İhlalleri görünür kılan raporlar, mesleki etik ilkelerde ısrar eden hekimler de oldu, örtbas edenleri de çıktı karşımıza. Kimi zaman baskılarla, görevden almalarla kimi zaman bir gecede Resmi Gazete’de değiştirilen kadrolarla, kimi zaman kutsallığa halel getirmemek adına ve içtenlikle inandığından açlık grevlerinden cezaevi katliamlarına, kafa kemiklerini kırıp beyin dokusunu parçalamış ama bilimsel yayınlarda daha önce hiç anılmadığından öldürücü olmadığı kanaatine varılan gaz fişekleriyle nerede aklanması gereken devlet görevlisi varsa aklama kapasitesi olan, ona göre şekillendirilmeye çalışılan bir kurumdan söz ediyoruz. Esen rüzgara göre Kuddusi Okkır’ı yaşamının son dakikalarında sevdikleriyle vedalaşabilme olanağından yoksun bırakan, ciddi bir sağlık sorunu olmayan suç örgütü liderlerini salıveren raporlarla araçsallaştırılan bir kurum. Yeterince araçsallaştırılamadığını düşünmüş olacaklar ki mevzuatta yapılan yeni düzenlemelerle, olur a hapishanede kalamaz derlerse araçsallaştırılan yargı eliyle müdahale de hesap edilmiş son yıllarda. Cezaevi infaz savcılığı toplum için tehlikeli deyince akan sular duruyor artık. İstediği kadar hasta olsun.

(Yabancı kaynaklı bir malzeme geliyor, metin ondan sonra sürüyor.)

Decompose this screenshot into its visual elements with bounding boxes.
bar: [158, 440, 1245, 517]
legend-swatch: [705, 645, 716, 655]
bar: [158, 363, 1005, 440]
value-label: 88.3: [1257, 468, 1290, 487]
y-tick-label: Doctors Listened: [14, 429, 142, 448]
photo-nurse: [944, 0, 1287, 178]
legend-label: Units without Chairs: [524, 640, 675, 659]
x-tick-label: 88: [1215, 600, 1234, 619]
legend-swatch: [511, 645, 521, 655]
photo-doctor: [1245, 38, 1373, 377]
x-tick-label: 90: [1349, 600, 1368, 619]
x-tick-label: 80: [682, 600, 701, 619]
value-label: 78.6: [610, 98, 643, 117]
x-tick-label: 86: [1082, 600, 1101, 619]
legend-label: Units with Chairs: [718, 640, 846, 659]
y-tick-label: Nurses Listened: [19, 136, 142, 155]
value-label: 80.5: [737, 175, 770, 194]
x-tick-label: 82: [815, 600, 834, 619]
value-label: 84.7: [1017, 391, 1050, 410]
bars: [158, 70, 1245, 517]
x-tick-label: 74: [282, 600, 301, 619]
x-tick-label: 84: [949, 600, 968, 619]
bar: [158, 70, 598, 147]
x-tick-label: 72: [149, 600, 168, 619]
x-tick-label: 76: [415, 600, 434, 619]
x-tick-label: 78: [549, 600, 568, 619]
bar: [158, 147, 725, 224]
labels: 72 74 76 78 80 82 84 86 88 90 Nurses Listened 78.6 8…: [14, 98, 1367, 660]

Siyasi otoritenin tüm kadroları denetim altına almaya çalıştığı ama hekimlik değerlerini bir türlü silip atamadığı hastanelerden alınan rapor beğenilmeyince ille de Adli Tıp Kurumu derdine düşüyorlar. Orada da mesleki etik değerlerimize takılınca yargı ne güne duruyor! Oysa savcı ve yargıçların da uyması beklenen etik ilkeleri var. Onların bu denetimi yapacak bağımsız meslek örgütü yok ne yazık ki Türkiye’de ama hekimlerin siyasi otoritenin hep rahatsız olduğu bir meslek örgütü var. Türk Tabipleri Birliğinden bunca rahatsızlık boşuna değil.
Asıl sorunumuz hangi kurum olursa olsun hepsinin araçsallaştırılması, siyasi saiklerin egemen kılınmasıdır. Sonu hepimiz için insanlıktan çıkarmaya kadar gider.